No-one offered to injest the battery but it certainly is cobalt, nickel, lead and mercury free, so your fun won’t be hampered by the fear that your battery is going to kill the dying gay baby whales. That same battery is expected to last up to five years and will recharge in under 4 hours. In the motorbike manufacture, Zero claim a carbon footprint just one eighth of that of a normal
motorbike. The UK importer, ZEVltd, have a launch price of 9,500€, £8,540 at the current exchange rate, for the Road-legal S. It’s not cheap, but compared with some of the other options for zero emissions motoring it’s garanteed much more fun. Add to that the 0-60 time of less than four seconds and it seems a tempting proposition as a commuter bike. It’s speed, weight and street cred puts it a long way ahead of the more middle-aged Vectrix. And for anyone in London or any similarly congested city (my home city of Bristol is gettig pretty bad these days) it’s an ideal vehicle to weave in and out of the traffic and charge up when you get to work, thanks to the built-in charger.

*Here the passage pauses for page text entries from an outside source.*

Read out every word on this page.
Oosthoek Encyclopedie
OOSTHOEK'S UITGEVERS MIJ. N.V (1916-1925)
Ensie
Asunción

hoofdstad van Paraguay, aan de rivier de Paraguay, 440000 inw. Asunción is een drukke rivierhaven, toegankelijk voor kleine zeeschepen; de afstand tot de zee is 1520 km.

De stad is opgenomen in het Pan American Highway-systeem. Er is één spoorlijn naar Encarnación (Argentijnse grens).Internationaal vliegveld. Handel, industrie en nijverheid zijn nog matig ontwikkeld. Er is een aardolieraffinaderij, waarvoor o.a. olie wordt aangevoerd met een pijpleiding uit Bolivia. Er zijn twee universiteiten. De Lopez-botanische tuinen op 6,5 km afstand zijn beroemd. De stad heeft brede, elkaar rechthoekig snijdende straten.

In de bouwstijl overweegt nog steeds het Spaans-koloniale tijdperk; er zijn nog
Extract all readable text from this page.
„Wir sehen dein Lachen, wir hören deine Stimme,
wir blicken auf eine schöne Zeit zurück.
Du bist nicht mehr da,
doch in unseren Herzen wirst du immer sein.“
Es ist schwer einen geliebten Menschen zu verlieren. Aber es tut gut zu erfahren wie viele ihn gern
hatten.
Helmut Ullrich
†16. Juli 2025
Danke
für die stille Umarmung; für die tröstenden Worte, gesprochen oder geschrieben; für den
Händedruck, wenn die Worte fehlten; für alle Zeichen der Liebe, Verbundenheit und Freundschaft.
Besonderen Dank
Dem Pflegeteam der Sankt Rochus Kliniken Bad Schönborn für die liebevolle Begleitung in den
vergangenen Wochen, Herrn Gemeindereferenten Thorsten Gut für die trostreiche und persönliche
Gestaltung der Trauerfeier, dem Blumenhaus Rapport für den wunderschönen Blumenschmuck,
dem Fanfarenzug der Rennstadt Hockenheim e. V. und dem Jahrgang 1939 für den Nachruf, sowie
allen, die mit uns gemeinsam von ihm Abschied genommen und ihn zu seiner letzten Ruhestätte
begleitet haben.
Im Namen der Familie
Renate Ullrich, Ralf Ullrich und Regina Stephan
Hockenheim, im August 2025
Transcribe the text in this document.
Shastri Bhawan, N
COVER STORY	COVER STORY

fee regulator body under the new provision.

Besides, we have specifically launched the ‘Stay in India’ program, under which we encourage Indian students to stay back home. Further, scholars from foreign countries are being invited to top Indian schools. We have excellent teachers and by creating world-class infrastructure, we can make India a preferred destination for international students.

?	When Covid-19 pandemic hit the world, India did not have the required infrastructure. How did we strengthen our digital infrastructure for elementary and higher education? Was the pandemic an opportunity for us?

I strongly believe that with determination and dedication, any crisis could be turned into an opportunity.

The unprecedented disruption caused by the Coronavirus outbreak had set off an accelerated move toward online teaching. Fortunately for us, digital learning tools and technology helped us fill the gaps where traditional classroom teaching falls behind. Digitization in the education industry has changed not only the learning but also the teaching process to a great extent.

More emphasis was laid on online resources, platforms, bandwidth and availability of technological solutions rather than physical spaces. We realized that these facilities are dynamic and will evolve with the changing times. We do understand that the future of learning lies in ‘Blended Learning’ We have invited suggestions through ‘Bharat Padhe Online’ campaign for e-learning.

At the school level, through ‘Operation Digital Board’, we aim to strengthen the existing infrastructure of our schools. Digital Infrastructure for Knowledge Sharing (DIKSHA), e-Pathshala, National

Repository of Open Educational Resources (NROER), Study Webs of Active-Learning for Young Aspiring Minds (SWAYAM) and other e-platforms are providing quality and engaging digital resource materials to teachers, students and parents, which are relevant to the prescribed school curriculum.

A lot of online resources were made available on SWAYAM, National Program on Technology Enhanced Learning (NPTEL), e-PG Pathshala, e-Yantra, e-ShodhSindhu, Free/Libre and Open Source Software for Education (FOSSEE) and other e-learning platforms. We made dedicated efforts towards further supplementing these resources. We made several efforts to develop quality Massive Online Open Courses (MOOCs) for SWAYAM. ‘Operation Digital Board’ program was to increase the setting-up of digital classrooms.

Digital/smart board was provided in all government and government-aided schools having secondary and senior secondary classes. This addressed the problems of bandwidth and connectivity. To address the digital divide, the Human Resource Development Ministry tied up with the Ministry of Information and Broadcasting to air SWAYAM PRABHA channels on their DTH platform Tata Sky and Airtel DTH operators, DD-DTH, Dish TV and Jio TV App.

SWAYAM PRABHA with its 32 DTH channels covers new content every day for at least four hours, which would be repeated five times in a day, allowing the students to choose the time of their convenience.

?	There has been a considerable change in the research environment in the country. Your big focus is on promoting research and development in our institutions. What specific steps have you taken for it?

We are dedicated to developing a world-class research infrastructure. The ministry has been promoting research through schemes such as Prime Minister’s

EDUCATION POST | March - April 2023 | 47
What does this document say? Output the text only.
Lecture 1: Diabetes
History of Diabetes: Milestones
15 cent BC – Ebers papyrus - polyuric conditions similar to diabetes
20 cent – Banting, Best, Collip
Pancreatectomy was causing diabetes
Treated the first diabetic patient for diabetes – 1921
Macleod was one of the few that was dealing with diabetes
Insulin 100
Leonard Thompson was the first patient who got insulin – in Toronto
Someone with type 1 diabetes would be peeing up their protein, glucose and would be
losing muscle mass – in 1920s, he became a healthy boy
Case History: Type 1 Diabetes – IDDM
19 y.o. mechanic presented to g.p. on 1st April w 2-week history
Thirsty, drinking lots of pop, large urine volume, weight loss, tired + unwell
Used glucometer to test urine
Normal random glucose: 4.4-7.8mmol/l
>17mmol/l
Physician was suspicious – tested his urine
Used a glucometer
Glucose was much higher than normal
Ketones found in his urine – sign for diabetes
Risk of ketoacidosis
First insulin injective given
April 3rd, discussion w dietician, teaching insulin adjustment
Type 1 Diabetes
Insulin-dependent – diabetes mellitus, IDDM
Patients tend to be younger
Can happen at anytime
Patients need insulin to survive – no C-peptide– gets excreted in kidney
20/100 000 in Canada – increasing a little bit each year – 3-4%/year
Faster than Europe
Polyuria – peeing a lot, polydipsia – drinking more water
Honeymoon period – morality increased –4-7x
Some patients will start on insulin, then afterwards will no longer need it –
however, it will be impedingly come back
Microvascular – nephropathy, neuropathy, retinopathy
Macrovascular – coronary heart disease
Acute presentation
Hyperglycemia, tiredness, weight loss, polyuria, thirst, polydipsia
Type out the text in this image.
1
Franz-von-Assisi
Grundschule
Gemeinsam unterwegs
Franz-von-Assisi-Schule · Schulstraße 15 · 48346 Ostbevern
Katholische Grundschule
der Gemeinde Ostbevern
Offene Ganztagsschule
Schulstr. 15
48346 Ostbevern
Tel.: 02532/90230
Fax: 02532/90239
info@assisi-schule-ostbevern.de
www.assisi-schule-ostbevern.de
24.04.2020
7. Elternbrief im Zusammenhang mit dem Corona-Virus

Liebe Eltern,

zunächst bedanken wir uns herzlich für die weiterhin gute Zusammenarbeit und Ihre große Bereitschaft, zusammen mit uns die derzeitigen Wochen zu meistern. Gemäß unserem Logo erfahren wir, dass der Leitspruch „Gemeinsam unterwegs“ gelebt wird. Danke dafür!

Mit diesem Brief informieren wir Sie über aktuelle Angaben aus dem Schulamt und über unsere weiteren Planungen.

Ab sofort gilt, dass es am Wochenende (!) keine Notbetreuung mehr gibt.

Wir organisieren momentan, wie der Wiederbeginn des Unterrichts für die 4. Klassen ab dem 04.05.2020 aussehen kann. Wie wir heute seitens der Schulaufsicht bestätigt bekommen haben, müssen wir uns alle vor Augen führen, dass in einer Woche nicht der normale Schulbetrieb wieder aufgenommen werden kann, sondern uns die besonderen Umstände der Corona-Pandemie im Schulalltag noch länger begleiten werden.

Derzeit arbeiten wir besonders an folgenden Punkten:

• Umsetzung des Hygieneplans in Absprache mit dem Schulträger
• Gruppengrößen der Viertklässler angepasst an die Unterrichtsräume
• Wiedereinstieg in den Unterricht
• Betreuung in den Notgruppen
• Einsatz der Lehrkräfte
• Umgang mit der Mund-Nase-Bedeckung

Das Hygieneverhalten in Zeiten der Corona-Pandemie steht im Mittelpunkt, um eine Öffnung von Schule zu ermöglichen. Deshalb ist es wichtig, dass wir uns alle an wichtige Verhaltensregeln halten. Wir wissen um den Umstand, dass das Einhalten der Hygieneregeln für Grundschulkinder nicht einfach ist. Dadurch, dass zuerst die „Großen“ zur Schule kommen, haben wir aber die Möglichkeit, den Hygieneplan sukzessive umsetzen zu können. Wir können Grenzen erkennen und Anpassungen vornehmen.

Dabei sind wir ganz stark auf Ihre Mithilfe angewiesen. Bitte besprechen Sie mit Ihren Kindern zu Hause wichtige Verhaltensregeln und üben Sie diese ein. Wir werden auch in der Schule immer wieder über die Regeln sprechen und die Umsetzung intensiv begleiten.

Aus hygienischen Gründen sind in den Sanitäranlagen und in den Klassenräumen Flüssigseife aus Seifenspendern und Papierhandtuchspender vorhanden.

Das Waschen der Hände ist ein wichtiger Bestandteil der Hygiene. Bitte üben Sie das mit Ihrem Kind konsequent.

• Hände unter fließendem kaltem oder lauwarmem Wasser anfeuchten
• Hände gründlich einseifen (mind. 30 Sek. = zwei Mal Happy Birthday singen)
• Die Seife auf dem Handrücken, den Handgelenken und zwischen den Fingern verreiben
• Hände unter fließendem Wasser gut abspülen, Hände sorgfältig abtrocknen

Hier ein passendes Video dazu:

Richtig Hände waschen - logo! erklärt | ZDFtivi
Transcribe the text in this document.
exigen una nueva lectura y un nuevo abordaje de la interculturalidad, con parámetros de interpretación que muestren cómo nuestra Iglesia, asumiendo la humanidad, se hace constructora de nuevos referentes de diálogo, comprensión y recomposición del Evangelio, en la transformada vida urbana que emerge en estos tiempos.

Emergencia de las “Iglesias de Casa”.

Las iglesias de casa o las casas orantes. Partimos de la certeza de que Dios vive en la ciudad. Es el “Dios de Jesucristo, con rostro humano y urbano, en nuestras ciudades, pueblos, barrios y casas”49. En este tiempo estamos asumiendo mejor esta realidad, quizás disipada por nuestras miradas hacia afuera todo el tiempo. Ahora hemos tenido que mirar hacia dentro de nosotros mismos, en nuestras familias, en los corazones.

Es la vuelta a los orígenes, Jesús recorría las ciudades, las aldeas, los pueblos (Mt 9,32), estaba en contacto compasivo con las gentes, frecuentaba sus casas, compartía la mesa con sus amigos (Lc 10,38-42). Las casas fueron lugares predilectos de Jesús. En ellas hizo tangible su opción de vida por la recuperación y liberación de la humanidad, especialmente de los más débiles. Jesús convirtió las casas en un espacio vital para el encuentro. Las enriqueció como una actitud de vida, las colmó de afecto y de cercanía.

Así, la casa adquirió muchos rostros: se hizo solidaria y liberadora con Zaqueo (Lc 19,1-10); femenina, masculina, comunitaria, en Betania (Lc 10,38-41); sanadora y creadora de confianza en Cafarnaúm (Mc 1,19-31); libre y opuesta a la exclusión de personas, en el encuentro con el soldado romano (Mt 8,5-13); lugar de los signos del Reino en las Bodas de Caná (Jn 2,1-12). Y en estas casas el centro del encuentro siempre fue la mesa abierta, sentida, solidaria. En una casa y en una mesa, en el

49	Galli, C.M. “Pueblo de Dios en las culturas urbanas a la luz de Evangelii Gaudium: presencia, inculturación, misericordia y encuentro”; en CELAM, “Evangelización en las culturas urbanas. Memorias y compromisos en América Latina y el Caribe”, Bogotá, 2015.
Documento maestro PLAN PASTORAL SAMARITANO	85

If commuting by motorbike isn’t your thing how about the Zero X, Zero’s acclaimed off-road dirt bike. At €7,500 it’s a lot cheaper than it’s big brother but still keeps all the fun. Thanks to a smaller battery pack and off-bike charger, the Zero X only weighs 68.5kg. Zero creator and former NASA engineer and world-class mountain bike designer Neal Zaiki demonstrated the Zero X’s ultimate party piece; a 20.5 kg battery pack which could be removed and swapped for a fully charged one in under twenty seconds. Impractical for the road version of the Zero, but so right for the dirt bike, this enables the Zero X to be raced almost continually for hours and hours on end. In fact, as Neal told me, they’ve done twenty-four hour endurance races with them, switching battery packs faster than a regular gas bike can fill it’s tank. Impressive.
Professional Dirt bike riders, Olly Mayhew and Paul Dunford, from RSR Motorcross team took two of the Zero X dirt bikes around a make-shift course.
They first got on the bikes earlier on in the day and told me that they were feeling at home in the saddle after a few minutes.
Throughout the day they took every opportunity to get on and ride around and didn’t need any persuading to jump back on to have fun for the camera. Without the roar of petrol engines both Paul and Olly’s delighted squeals, laughs and exclamations could be heard around the field. The Zero Motorcycle duo of S and X are going to set the UK motorcycle scene alight with the possibility that not every cool motorcycle has to be petrol-powered. The big boys are in town, and they’re about to set the electric motorcycle scene alight.